Monday, April 14, 2008

Conference Highlights

Just got back from the Open Theology and Science conference held April 10-12, 2008 at Asuza Pacific University.

It was quite a fun conference. My wife and baby daughter accompanied me, and we all had a good time. Baby Janelle was a big hit with the other participants. Unfortunately, one of the presenters, Bill Hasker, was not able to make the conference due to the whole airline grounding fiasco.

The conference opened with a plenary session by Francis Collins, head of the human genome project. He had a lot of good things to say about the integration of religion and science and even closed his talk by whipping out his acoustic guitar and leading the audience (about 300 people) in signing a hymn, "God of Faith and Learning".

I have two points of critique regarding what Collins said. First, he conflates the notion of common descent (for which he gave some rather impressive evidence) with naturalistic evolution, the idea that the historical process of descent that has given rise to the "tree of life" has involved no non-natural causes. The evidence for the latter thesis is scant and much less impressive. Second, his criticism of Intelligent Design invoked the standard “cooption” response to Behe's irreducible complexity argument. What Collins does not seem to realize is that this response in not even close to being a refutation of ID. That the bacterial flagellum “might” have been cobbled together from existing molecular components does not show that such a scenario is even remotely plausible.

The following morning, things got underway with a devotional from local pastor T. Scott Daniels of the Pasadena Nazarene Church (he called it "Paz Naz" for short). His talk was entitled "Waiting for the Church to Open". He told of a homeless woman who, despite the assistance they've tried to give her, always waits outside for the doors of the church to open so. When they do, she partakes of the free coffee and refreshments inside and attends the service. Daniels related this to the position of many open theists, who often feel rather "homeless" in the modern American church scene. Often suspected (wrongly, I submit) of heresy, some have found themselves booted out of or ostracized from the fellowship of other Christians. The analogy certainly resonated with a number of people at the conference, myself included.
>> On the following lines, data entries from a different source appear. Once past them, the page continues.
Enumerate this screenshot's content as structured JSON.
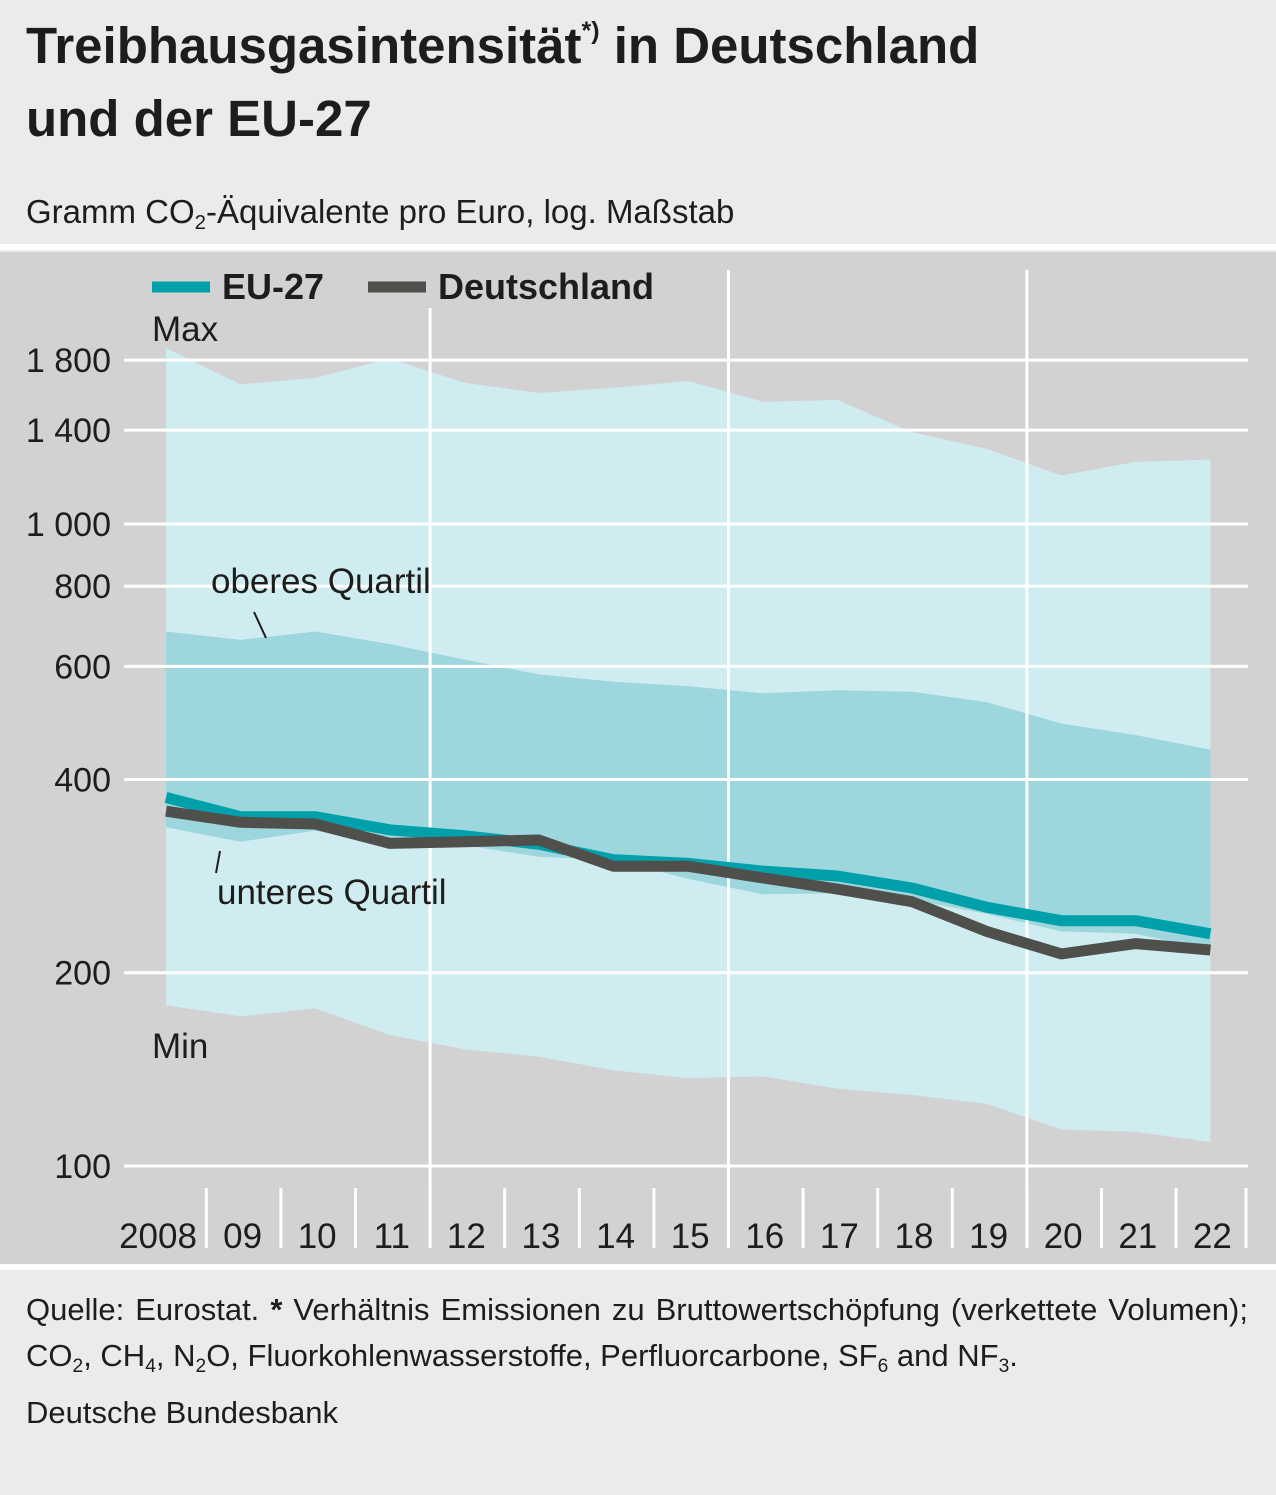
{
  "header": {
    "title_part1": "Treibhausgasintensität",
    "title_sup": "*)",
    "title_part2": " in Deutschland",
    "title_line2": "und der EU-27",
    "subtitle_pre": "Gramm CO",
    "subtitle_sub": "2",
    "subtitle_post": "-Äquivalente pro Euro, log. Maßstab"
  },
  "chart_data": {
    "type": "line",
    "y_scale": "log",
    "ylim": [
      100,
      2000
    ],
    "y_ticks": [
      100,
      200,
      400,
      600,
      800,
      1000,
      1400,
      1800
    ],
    "y_tick_labels": [
      "100",
      "200",
      "400",
      "600",
      "800",
      "1 000",
      "1 400",
      "1 800"
    ],
    "x": [
      2008,
      2009,
      2010,
      2011,
      2012,
      2013,
      2014,
      2015,
      2016,
      2017,
      2018,
      2019,
      2020,
      2021,
      2022
    ],
    "x_tick_labels": [
      "2008",
      "09",
      "10",
      "11",
      "12",
      "13",
      "14",
      "15",
      "16",
      "17",
      "18",
      "19",
      "20",
      "21",
      "22"
    ],
    "legend_position": "top-left",
    "grid": true,
    "series": [
      {
        "name": "EU-27",
        "color": "#00a0aa",
        "values": [
          375,
          350,
          350,
          334,
          327,
          317,
          300,
          296,
          288,
          283,
          271,
          253,
          241,
          241,
          230
        ]
      },
      {
        "name": "Deutschland",
        "color": "#4f4f4c",
        "values": [
          357,
          343,
          341,
          318,
          320,
          322,
          293,
          293,
          281,
          270,
          258,
          232,
          214,
          222,
          217
        ]
      }
    ],
    "bands": [
      {
        "label_top": "Max",
        "label_bottom": "Min",
        "color": "#cfecf1",
        "upper": [
          1880,
          1650,
          1690,
          1810,
          1660,
          1600,
          1630,
          1670,
          1550,
          1560,
          1390,
          1310,
          1190,
          1250,
          1260
        ],
        "lower": [
          178,
          171,
          176,
          160,
          152,
          148,
          141,
          137,
          138,
          132,
          129,
          125,
          114,
          113,
          109
        ]
      },
      {
        "label_top": "oberes Quartil",
        "label_bottom": "unteres Quartil",
        "color": "#9dd6dd",
        "upper": [
          680,
          660,
          680,
          650,
          615,
          583,
          568,
          559,
          545,
          551,
          548,
          528,
          489,
          469,
          445
        ],
        "lower": [
          337,
          320,
          333,
          315,
          316,
          303,
          300,
          280,
          265,
          266,
          260,
          247,
          232,
          230,
          217
        ]
      }
    ]
  },
  "footer": {
    "source_label": "Quelle: Eurostat.",
    "asterisk": "*",
    "note_1": "Verhältnis Emissionen zu Bruttowertschöpfung (ver­kettete Volumen); CO",
    "note_sub_1": "2",
    "note_2": ", CH",
    "note_sub_2": "4",
    "note_3": ", N",
    "note_sub_3": "2",
    "note_4": "O, Fluorkohlenwasserstoffe, Perfluorcar­bone, SF",
    "note_sub_4": "6",
    "note_5": " and NF",
    "note_sub_5": "3",
    "note_6": ".",
    "publisher": "Deutsche Bundesbank"
  }
}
I'll spare a detailed recounting of each of the presentations I heard. All of them were interesting, and everyone at the conference was exceeding nice. One thing I particularly enjoyed was the opportunity to hang out with the likes of Robin Collins, Dean Zimmerman, Greg Boyd, and Patrick Todd (a grad student at UC Riverside whom I've interacted with by email but had never met face-to-face).

My own presentation on "The Fourfold Openness of the Future" went quite well. I had a good discussion with the above-mentioned folks, as well as Alan Padgett. I've still got to iron out some kinks in my argument. When I get in polished a bit, I'll post it here.

The final evening all of us involved with the conference went over to Karen Winslow's house (she's an Old Testament scholar at Azusa Pacific) where we ate dinner and hung out discussing things like the problem of evil, the metaphysics of time, and South Park until late in the evening. Sunday morning, my wife and I went to the Winslow's church (Karen's husband, Dale, pastors a Free Methodist church a couple blocks from Azusa Pacific). I had never been to a Free Methodist service before. It was nice. The people there were very friendly.

Wednesday, April 09, 2008

Open Theology and Science

The next four days I'll be at an "Open Theology and Science" conference at Azusa Pacific University in California.

While there, I'll be reading a paper entitled "The Fourfold Openness of the Future" in which I distinguish between four different ways in which the future may be thought of as "open" - causal, ontic, alethic, and epistemic - and argue that if the future is causally open (i.e., universal determinism is false) then it has to be open in the other three respects as well. If this is right, then the options for theists reduce to two: (1) theological determinism, according to which the future is open in none of those four respects, or (2) a version of open theism according to which the future is open in all of those four respects.

I'll also be participating in a Q&A panel in which I'll be briefly (2-3 minutes) responding to a recent criticism of open theism by Jonathan Kvanvig.

Wednesday, April 02, 2008

Baby at 3 Months

A couple weeks ago, right around Easter, my daughter Janelle had her first quarter-birthday. Here are four of my favorite pictures. (click to enlarge)

Proud Father
Porcelain Doll
Wide EyedSay What?

Notre Dame, Here We Come

A couple weeks ago I was offered a one-year postdoc position at the University of Notre Dame's Center for the Philosophy of Religion. It's a great opportunity that my wife and I are both excited about. While there, I'll be working on a book project. Tentatively entitled "The Openness of the Future and the Openness of God", it's going to be a philosophical defense of open theism. Basically, I'm aiming to do for open theism what Tom Flint, the director of the Center, has done for Molinism, one of open theism's main competitors in the intellectual marketplace of philosophical theology.